I have been sitting here on the morning after the New Years’s
Day capitulation by Capitol Hill Republicans, trying to answer that
question for myself.
Start with feelings. I feel abandoned by the establishment
Republican Party of Washington, D.C. I feel depressed that I cannot
see a single conservative leader in sight who could grab the
Republican Party, slap it across the face, and tell it where it can
go if it does not shape up. I feel angry that Republican “leaders”
in Washington put a higher value on their own survival in office
than the principles they claim to stand for.
As I see it, the Republican Party is a rudderless ship that has
lost its compass, dead in the water, with no captain and no
destination. What this ship needs is a mutiny.
I have already begun my own little mutiny. About 10 days ago, I
received a phone call from the Republican National Committee. The
guy on the phone asked if I would renew my membership for 2013, for
a mere $150 contribution. “No, I won’t do that,” I responded. Well,
the fellow said, we understand times are tough for lots of people
these days, so how about renewing for, say, $75?
“You don’t get it,” I responded. “I am not renewing for $75 nor
for five bucks nor for a dime. I am done with contributions to the
RNC. I donated several times in 2012, and donated to the Republican
senatorial committee, and you blew an election we should have won.
I am no longer going to support the army of consultants, pollsters,
media advisors, and other experts who live off the RNC and who
botched the election of 2012. I am done with the RNC.”
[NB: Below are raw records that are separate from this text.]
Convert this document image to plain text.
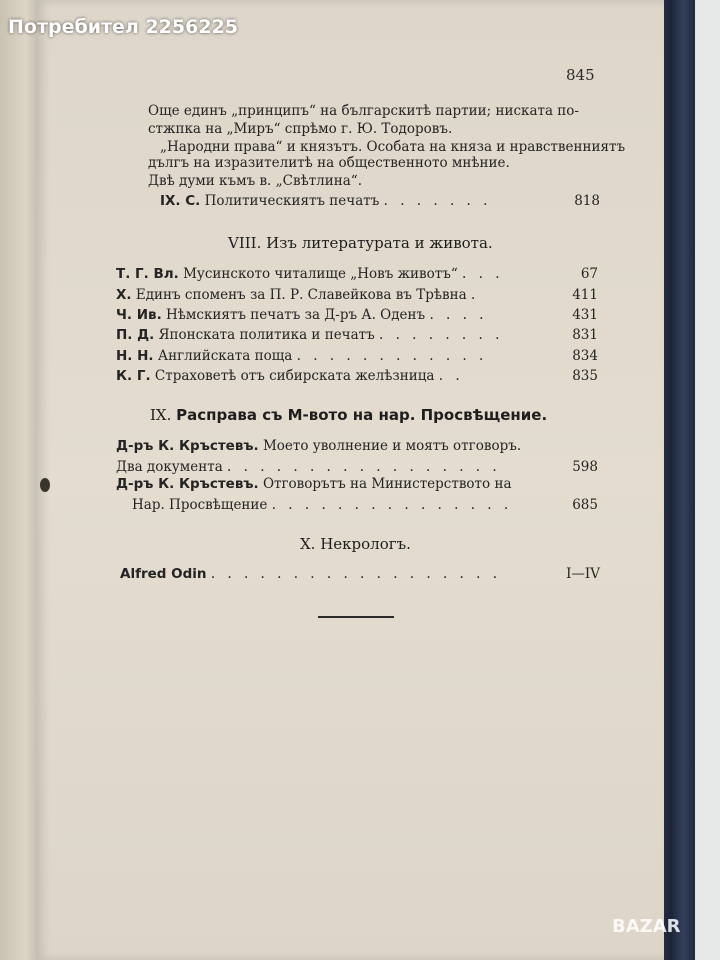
Потребител 2256225
845
Още единъ „принципъ“ на българскитѣ партии; ниската по-
стжпка на „Миръ“ спрѣмо г. Ю. Тодоровъ.
„Народни права“ и князътъ. Особата на княза и нравственниятъ
дългъ на изразителитѣ на общественното мнѣние.
Двѣ думи къмъ в. „Свѣтлина“.
IX. С. Политическиятъ печатъ . . . . . . .	818
VIII. Изъ литературата и живота.
Т. Г. Вл. Мусинското читалище „Новъ животъ“ . . .	67
Х. Единъ споменъ за П. Р. Славейкова въ Трѣвна .	411
Ч. Ив. Нѣмскиятъ печатъ за Д-ръ А. Оденъ . . . .	431
П. Д. Японската политика и печатъ . . . . . . . .	831
Н. Н. Английската поща . . . . . . . . . . . .	834
К. Г. Страховетѣ отъ сибирската желѣзница . .	835
IX. Расправа съ М-вото на нар. Просвѣщение.
Д-ръ К. Кръстевъ. Моето уволнение и моятъ отговоръ.
Два документа . . . . . . . . . . . . . . . . .	598
Д-ръ К. Кръстевъ. Отговорътъ на Министерството на
Нар. Просвѣщение . . . . . . . . . . . . . . .	685
X. Некрологъ.
Alfred Odin . . . . . . . . . . . . . . . . . .	I—IV
BAZAR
The conversation went downhill from there, but it left me with a
feeling of liberation. It was my declaration of independence from
the Republican establishment. I told the RNC guy that from now on,
I will pick my own list of true conservative candidates and donate
directly to them, not to the party.
I now consider myself a citizen without a party. Everything that
Speaker John Boehner and Senate Majority Leader Mitch McConnell
have done in the past month has reinforced my belief that only a
grass-roots revolt — a true conservative mutiny — can save the
Republican Party. The party is not worth saving unless it returns
to conservative values — limited government, adherence to the
Constitution, fiscal responsibility, and a dedication to individual
liberty.
I have no hope that the leaders of the party in Washington have
the vision or guts to adopt and adhere to such an agenda. They will
pay it lip service, of course, but they will also go on making
deals with the Democrats and President Obama to sell out those
principles when it is expedient for their re-election hopes.
Only if millions of conservatives across the country withhold
their money and their support for the collaborators in the capital,
the nervous Neville Chamberlains of the Establishment, will there
be any chance of real change in the GOP. So bring on the mutiny.
There is something worse than being a person without a party. And
that is being a member of a party without a soul.